Undefined Behaviour
Like C, C3 uses undefined behaviour. In contrast, C3 will trap - that is, print an error trace and abort – on undefined behaviour in debug builds. This is similar to using C with a UB sanitizer. It is only during release builds that actual undefined behaviour occurs.
In C3, undefined behaviour means that the compiler is free to interpret undefined behaviour as if behaviour cannot occur.
In the example below:
uint x = foo();uint z = 255 / x;return x != 0;The case of x == 0 would invoke undefined behaviour for 255/x. For that reason,
the compiler may assume that x != 0 and compile it into the following code:
foo();return true;As a contrast, the safe build will compile code equivalent to the following.
uint x = foo();if (x == 0) trap("Division by zero")return true;List of undefined behaviours
The following operations cause undefined behaviour in release builds of C3:
| operation | will trap in safe builds |
|---|---|
| int / 0 | Yes |
| int % 0 | Yes |
| reading explicitly uninitialized memory | Possible* |
| array index out of bounds | Yes |
dereference null | Yes |
| dereferencing memory not allocated | Possible* |
| dereferencing memory outside of its lifetime | Possible* |
| casting pointer to the incorrect array | Possible* |
| violating pre or post conditions | Yes |
| violating asserts | Yes |
reaching unreachable() code | Yes |
* “Possible” indicates trapping is implementation dependent.
List of implementation dependent behaviours
Some behaviour is allowed to differ between implementations and platforms.

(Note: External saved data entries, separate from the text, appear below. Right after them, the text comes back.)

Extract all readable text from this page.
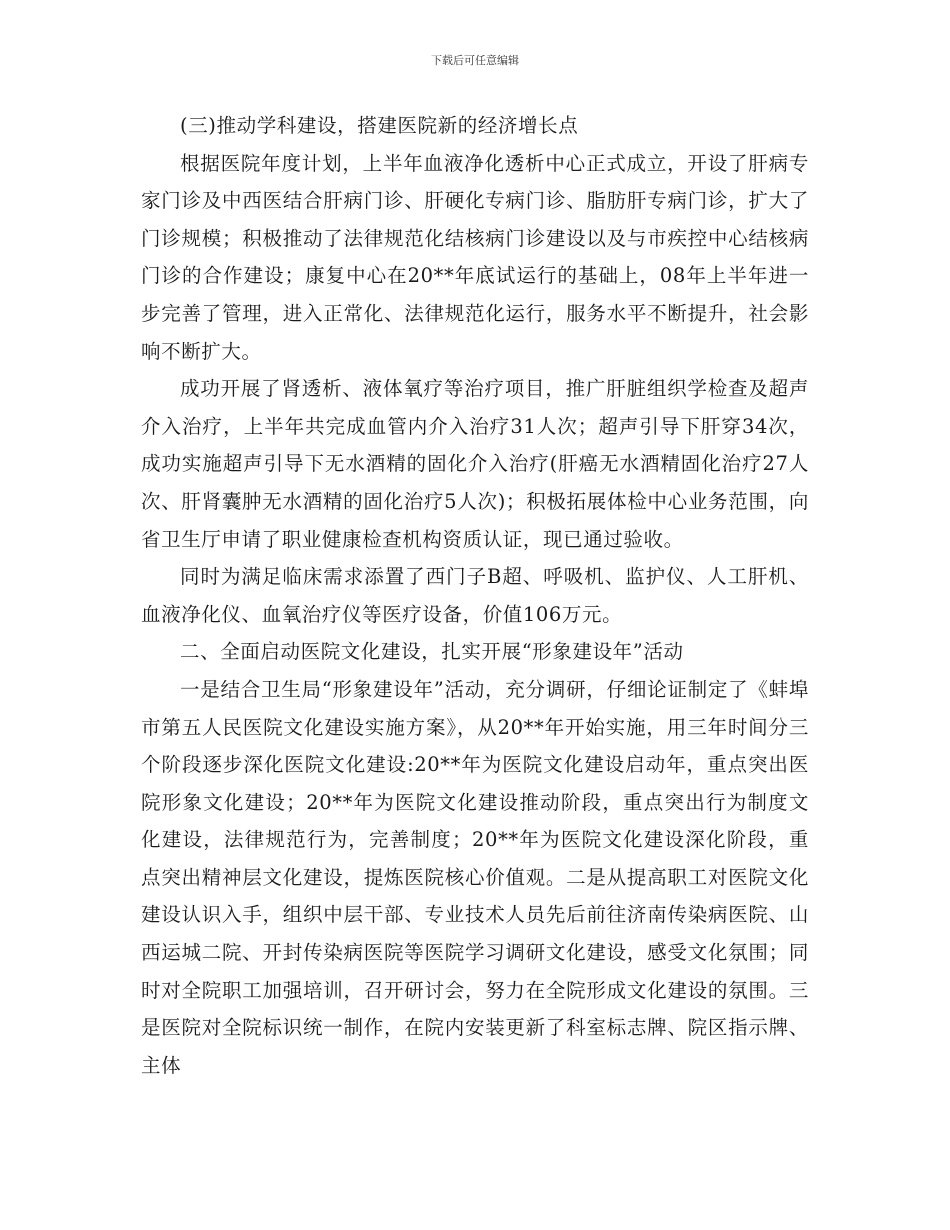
下载后可任意编辑

(三)推动学科建设，搭建医院新的经济增长点

根据医院年度计划，上半年血液净化透析中心正式成立，开设了肝病专家门诊及中西医结合肝病门诊、肝硬化专病门诊、脂肪肝专病门诊，扩大了门诊规模；积极推动了法律规范化结核病门诊建设以及与市疾控中心结核病门诊的合作建设；康复中心在20**年底试运行的基础上，08年上半年进一步完善了管理，进入正常化、法律规范化运行，服务水平不断提升，社会影响不断扩大。

成功开展了肾透析、液体氧疗等治疗项目，推广肝脏组织学检查及超声介入治疗，上半年共完成血管内介入治疗31人次；超声引导下肝穿34次，成功实施超声引导下无水酒精的固化介入治疗(肝癌无水酒精固化治疗27人次、肝肾囊肿无水酒精的固化治疗5人次)；积极拓展体检中心业务范围，向省卫生厅申请了职业健康检查机构资质认证，现已通过验收。

同时为满足临床需求添置了西门子B超、呼吸机、监护仪、人工肝机、血液净化仪、血氧治疗仪等医疗设备，价值106万元。

二、全面启动医院文化建设，扎实开展“形象建设年”活动

一是结合卫生局“形象建设年”活动，充分调研，仔细论证制定了《蚌埠市第五人民医院文化建设实施方案》，从20**年开始实施，用三年时间分三个阶段逐步深化医院文化建设:20**年为医院文化建设启动年，重点突出医院形象文化建设；20**年为医院文化建设推动阶段，重点突出行为制度文化建设，法律规范行为，完善制度；20**年为医院文化建设深化阶段，重点突出精神层文化建设，提炼医院核心价值观。二是从提高职工对医院文化建设认识入手，组织中层干部、专业技术人员先后前往济南传染病医院、山西运城二院、开封传染病医院等医院学习调研文化建设，感受文化氛围；同时对全院职工加强培训，召开研讨会，努力在全院形成文化建设的氛围。三是医院对全院标识统一制作，在院内安装更新了科室标志牌、院区指示牌、主体
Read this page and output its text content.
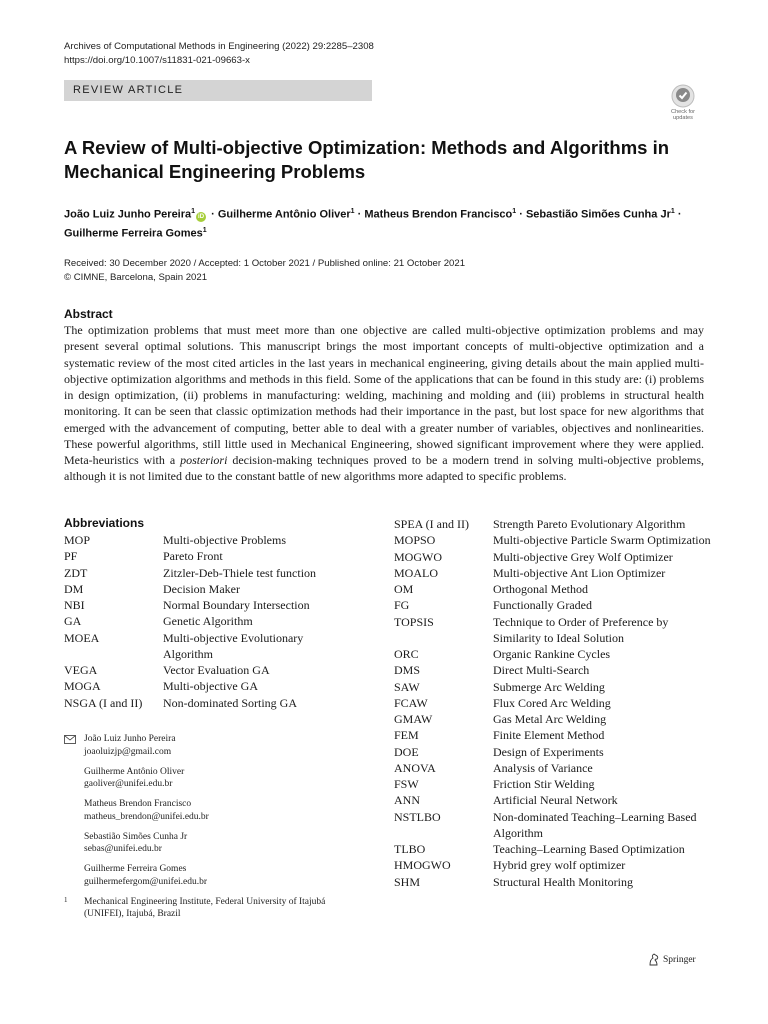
Archives of Computational Methods in Engineering (2022) 29:2285–2308
https://doi.org/10.1007/s11831-021-09663-x
REVIEW ARTICLE
Check for updates
A Review of Multi-objective Optimization: Methods and Algorithms in Mechanical Engineering Problems
João Luiz Junho Pereira$^1$iD · Guilherme Antônio Oliver$^1$ · Matheus Brendon Francisco$^1$ · Sebastião Simões Cunha $Jr^1$ ·
Guilherme Ferreira Gomes$^1$
Received: 30 December 2020 / Accepted: 1 October 2021 / Published online: 21 October 2021
© CIMNE, Barcelona, Spain 2021
Abstract
The optimization problems that must meet more than one objective are called multi-objective optimization problems and may present several optimal solutions. This manuscript brings the most important concepts of multi-objective optimization and a systematic review of the most cited articles in the last years in mechanical engineering, giving details about the main applied multi-objective optimization algorithms and methods in this field. Some of the applications that can be found in this study are: (i) problems in design optimization, (ii) problems in manufacturing: welding, machining and molding and (iii) problems in structural health monitoring. It can be seen that classic optimization methods had their importance in the past, but lost space for new algorithms that emerged with the advancement of computing, better able to deal with a greater number of variables, objectives and nonlinearities. These powerful algorithms, still little used in Mechanical Engineering, showed significant improvement where they were applied. Meta-heuristics with a posteriori decision-making techniques proved to be a modern trend in solving multi-objective problems, although it is not limited due to the constant battle of new algorithms more adapted to specific problems.
Abbreviations
MOP	Multi-objective Problems
PF	Pareto Front
ZDT	Zitzler-Deb-Thiele test function
DM	Decision Maker
NBI	Normal Boundary Intersection
GA	Genetic Algorithm
MOEA	Multi-objective Evolutionary Algorithm
VEGA	Vector Evaluation GA
MOGA	Multi-objective GA
NSGA (I and II)	Non-dominated Sorting GA
SPEA (I and II)	Strength Pareto Evolutionary Algorithm
MOPSO	Multi-objective Particle Swarm Optimization
MOGWO	Multi-objective Grey Wolf Optimizer
MOALO	Multi-objective Ant Lion Optimizer
OM	Orthogonal Method
FG	Functionally Graded
TOPSIS	Technique to Order of Preference by Similarity to Ideal Solution
ORC	Organic Rankine Cycles
DMS	Direct Multi-Search
SAW	Submerge Arc Welding
FCAW	Flux Cored Arc Welding
GMAW	Gas Metal Arc Welding
FEM	Finite Element Method
DOE	Design of Experiments
ANOVA	Analysis of Variance
FSW	Friction Stir Welding
ANN	Artificial Neural Network
NSTLBO	Non-dominated Teaching–Learning Based Algorithm
TLBO	Teaching–Learning Based Optimization
HMOGWO	Hybrid grey wolf optimizer
SHM	Structural Health Monitoring
João Luiz Junho Pereira
joaoluizjp@gmail.com
Guilherme Antônio Oliver
gaoliver@unifei.edu.br
Matheus Brendon Francisco
matheus_brendon@unifei.edu.br
Sebastião Simões Cunha Jr
sebas@unifei.edu.br
Guilherme Ferreira Gomes
guilhermefergom@unifei.edu.br
1 Mechanical Engineering Institute, Federal University of Itajubá (UNIFEI), Itajubá, Brazil
Springer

| operation | will trap in safe builds | permitted behaviour |
|---|---|---|
| comparing pointers of different provenance | Optional | Any result |
| subtracting pointers of different provenance | Optional | Any result |
| shifting by more or equal to the bit width | Yes | Any result |
| shifting by negative amount | Yes | Any result |
| conversion floating point <-> integer type is out of range | Optional | Any result |
| conversion between pointer types produces one with incorrect alignment | Optional | Any result / Error |
| calling a function through a function pointer that does not match the function | Optional | Any result / Error |
| attempt to modify a string literal | Optional | Partial modification / Error |
modifying a const variable | Optional | Partial modification / Error |
List of undefined behaviour in C, which is defined in C3
Signed Integer Overflow
Signed integer is always wrapped using 2s complement.
Modifying the intermediate results of an expression
Behaves as if the intermediate result was stored in a variable on the stack.